But healthcare isn’t the only sector being transformed by 3D printing. The futuristic technology is also being leveraged to help us better understand our past, with 3D printing and paleontology coming together in an unlikely partnership (or as Mashable says, “The Flinstones and The Jetsons in perfect harmony”). The Smithsonian Museum of Natural History currently has a team of experts scanning an entire Tyrannosaurus skeleton. After that process is finished they will upload the graphics online, allowing anyone with a 3D printer to print and study the fragile artifacts without causing damage.
“When they’re finished scanning the remnants, bone by bone, they’ll upload the graphics online. From there, anyone with a 3D printer and stable Internet connection can download and print her own replica, modeled to scale after the dead theropod on the table in front of us.”
[Read Mashable’s entire article on 3D printed dinosaur bones here]
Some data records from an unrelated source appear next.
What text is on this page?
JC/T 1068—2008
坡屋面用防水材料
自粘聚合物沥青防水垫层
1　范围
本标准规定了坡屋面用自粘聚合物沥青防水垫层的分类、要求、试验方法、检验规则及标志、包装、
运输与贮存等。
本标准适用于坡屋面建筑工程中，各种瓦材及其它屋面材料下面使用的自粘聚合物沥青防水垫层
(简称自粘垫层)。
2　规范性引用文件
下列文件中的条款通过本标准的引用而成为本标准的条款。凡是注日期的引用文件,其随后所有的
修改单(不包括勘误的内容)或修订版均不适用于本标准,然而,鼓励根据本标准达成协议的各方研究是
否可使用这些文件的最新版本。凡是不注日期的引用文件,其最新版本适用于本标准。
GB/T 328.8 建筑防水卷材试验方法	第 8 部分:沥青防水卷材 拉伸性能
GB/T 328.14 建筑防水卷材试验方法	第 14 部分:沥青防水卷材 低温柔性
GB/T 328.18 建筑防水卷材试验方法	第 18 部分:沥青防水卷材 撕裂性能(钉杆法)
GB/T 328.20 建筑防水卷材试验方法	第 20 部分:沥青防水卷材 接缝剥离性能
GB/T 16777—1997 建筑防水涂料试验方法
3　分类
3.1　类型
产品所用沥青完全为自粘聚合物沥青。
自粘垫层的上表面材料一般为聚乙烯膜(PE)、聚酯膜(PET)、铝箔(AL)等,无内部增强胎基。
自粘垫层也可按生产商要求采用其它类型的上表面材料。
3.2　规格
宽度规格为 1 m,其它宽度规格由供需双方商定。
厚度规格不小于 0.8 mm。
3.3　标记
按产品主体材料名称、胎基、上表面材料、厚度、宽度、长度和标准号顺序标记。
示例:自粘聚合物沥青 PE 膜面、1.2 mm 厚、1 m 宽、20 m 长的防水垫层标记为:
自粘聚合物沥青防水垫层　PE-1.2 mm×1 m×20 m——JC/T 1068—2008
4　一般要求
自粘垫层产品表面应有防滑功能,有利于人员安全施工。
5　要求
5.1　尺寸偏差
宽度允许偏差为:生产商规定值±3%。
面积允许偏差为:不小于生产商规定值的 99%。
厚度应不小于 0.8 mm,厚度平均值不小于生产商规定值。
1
Now I hope you caught that mid-sentence statement, “stable Internet connection”. 3D printing is set to become something like a replicator or transporter and the reproduction of tangible objects from size small to T-Rex is going to take A LOT of data. Delivering that data is ultimately a big bandwidth issue (but have no fear, if you’re itching to produce a dinosaur of your own, you can check your bandwidth requirements here). Just imagine not having enough bandwidth to accurately replicate a T-Rex bone and having it be incomplete. That would just be a T-Wrong.
3D printers are also being applied to data centers to “prototype ‘data center modules”, enormously complex containers of computing equipment that can be pieced together — almost like giant Legos — to form much larger data center facilities. Since these pieces will be akin to Legos and much like a modular data center, the company is able move the pieces around and test and reshape prototypes much faster and with relative ease. Google started this idea roughly 10 years ago and the idea quickly spread. Microsoft has also adopted this technology and many vendors, like Dell and HP, now sell modules that businesses can use in building their own data centers. Companies are even starting to explore the idea of printing motherboards and other types of circuitry.
From the unordinary (printing with Nutella) to the fascinating, 3D printing certainly has us all on the edge of our seats – our 3D printed, plastic seats.